When I see what happened at Murrieta, and how conservative media target these innocent children with their vitriol, hate, and their thinly veiled xenophobia and racism, I wonder if they truly understand what it is to be an American, what it means to know and understand the freedoms we take for granted. I also wonder if they are capable of empathy, the quality that makes a grand society. When I see our political class of both parties be weak and cowardly, and chose to be bystanders while a crisis looms, I can see no other parallel than to those tragic days of 1939.

I turn back to my daughters, proud to be in their stars and stripes and delighted to be celebrating the 4th of July weekend -- safe and secure. Little do they understand that they are simply lucky to have been born on the right side of a manmade border. I thank God I may never have to make a decision similar to the one the parents of these child refugees have had to make, simply to save their innocent lives.
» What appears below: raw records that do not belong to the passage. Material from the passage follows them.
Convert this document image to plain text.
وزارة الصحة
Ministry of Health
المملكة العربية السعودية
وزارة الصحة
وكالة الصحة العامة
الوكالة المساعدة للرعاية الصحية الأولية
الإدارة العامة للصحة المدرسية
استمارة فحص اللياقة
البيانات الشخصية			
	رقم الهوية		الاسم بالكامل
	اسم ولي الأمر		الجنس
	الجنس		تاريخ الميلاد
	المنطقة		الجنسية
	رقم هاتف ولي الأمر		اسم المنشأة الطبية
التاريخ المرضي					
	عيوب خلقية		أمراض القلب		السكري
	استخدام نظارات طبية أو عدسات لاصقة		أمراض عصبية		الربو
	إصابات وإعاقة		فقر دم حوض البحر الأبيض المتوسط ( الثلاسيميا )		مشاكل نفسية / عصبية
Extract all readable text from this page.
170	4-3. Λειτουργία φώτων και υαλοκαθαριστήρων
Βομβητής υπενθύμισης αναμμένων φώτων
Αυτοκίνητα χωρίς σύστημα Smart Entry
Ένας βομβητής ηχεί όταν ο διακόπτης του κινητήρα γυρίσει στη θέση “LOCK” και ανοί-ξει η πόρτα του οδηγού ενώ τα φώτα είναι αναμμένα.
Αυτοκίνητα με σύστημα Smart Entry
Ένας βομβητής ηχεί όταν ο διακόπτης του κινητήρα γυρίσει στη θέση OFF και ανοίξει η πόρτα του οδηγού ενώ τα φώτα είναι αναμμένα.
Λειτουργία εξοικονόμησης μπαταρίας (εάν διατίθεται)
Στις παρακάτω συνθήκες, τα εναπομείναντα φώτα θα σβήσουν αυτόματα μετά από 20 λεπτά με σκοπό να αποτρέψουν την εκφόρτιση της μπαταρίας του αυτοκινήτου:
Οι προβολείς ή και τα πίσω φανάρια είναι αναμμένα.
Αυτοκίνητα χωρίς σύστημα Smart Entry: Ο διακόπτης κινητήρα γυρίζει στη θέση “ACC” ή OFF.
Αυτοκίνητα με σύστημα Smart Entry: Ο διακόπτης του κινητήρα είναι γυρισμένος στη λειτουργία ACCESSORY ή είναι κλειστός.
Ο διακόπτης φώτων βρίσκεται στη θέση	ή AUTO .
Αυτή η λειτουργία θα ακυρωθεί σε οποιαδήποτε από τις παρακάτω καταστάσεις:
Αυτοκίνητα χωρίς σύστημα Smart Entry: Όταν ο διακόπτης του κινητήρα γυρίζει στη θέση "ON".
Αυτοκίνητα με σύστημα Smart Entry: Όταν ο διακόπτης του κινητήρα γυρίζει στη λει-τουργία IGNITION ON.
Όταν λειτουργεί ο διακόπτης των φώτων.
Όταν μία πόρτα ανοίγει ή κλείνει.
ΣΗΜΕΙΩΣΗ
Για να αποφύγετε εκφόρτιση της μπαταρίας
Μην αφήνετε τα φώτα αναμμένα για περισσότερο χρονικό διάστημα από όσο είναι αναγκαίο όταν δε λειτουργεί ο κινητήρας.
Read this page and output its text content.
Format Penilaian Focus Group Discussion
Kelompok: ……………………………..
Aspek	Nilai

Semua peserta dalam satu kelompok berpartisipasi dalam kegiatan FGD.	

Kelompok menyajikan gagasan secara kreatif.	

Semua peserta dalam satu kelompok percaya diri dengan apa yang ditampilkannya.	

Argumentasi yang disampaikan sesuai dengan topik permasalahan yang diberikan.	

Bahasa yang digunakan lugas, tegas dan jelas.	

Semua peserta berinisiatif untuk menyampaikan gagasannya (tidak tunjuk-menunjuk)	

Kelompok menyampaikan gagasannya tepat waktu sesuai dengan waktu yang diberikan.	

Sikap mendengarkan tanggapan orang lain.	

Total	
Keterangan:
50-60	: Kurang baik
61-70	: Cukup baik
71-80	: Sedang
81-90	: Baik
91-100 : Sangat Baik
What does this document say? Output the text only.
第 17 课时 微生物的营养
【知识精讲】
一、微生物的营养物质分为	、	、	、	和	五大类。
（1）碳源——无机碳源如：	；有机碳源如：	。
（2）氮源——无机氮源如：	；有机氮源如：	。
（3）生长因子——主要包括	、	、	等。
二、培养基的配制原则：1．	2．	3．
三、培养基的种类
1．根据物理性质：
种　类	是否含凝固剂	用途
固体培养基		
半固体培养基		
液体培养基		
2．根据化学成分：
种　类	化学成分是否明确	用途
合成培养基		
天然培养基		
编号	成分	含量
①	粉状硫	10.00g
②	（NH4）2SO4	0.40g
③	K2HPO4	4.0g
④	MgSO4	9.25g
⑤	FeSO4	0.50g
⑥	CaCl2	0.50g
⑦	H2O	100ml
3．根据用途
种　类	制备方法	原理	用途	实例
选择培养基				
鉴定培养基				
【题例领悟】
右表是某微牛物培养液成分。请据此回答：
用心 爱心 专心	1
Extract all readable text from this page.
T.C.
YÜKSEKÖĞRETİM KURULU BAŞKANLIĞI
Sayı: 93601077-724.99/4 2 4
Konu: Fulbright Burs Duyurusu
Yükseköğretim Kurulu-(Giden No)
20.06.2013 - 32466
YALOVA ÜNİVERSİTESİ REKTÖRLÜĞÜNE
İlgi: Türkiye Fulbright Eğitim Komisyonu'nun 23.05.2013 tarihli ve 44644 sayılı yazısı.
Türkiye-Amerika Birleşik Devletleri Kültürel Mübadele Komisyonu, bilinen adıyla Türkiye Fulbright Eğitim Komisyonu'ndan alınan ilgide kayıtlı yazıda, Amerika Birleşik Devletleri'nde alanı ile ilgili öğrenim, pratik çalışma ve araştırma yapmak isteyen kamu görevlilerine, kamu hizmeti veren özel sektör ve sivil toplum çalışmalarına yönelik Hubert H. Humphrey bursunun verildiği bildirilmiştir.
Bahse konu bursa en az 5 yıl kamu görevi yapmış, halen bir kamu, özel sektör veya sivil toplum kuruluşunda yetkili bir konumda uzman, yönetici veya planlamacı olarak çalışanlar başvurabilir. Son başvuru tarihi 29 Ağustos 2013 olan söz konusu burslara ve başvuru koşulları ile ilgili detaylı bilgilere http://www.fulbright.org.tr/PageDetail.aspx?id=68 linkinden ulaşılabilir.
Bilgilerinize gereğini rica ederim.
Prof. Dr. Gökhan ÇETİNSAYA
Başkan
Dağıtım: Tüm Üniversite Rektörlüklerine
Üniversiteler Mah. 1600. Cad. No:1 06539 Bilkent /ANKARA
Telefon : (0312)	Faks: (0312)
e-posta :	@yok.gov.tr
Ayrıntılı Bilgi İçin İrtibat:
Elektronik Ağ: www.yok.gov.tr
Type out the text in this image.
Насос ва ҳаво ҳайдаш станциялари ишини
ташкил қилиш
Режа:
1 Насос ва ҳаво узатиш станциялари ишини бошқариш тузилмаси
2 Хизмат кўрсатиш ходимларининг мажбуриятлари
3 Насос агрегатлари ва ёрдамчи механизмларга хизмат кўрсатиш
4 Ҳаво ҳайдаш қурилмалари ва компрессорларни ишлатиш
And while I wonder where the conscience of this great country has gone, I am reminded of the words written below our Statue of Liberty, a symbol we hold dear during this day celebration:

Keep, ancient lands, your storied pomp!" cries she
With silent lips. "Give me your tired, your poor,
Your huddled masses yearning to breathe free,
The wretched refuse of your teeming shore.
Send these, the homeless, tempest-tost to me,
I lift my lamp beside the golden door!

The world is watching to see if America still remembers these words, and to see if we as a nation, still have a conscience.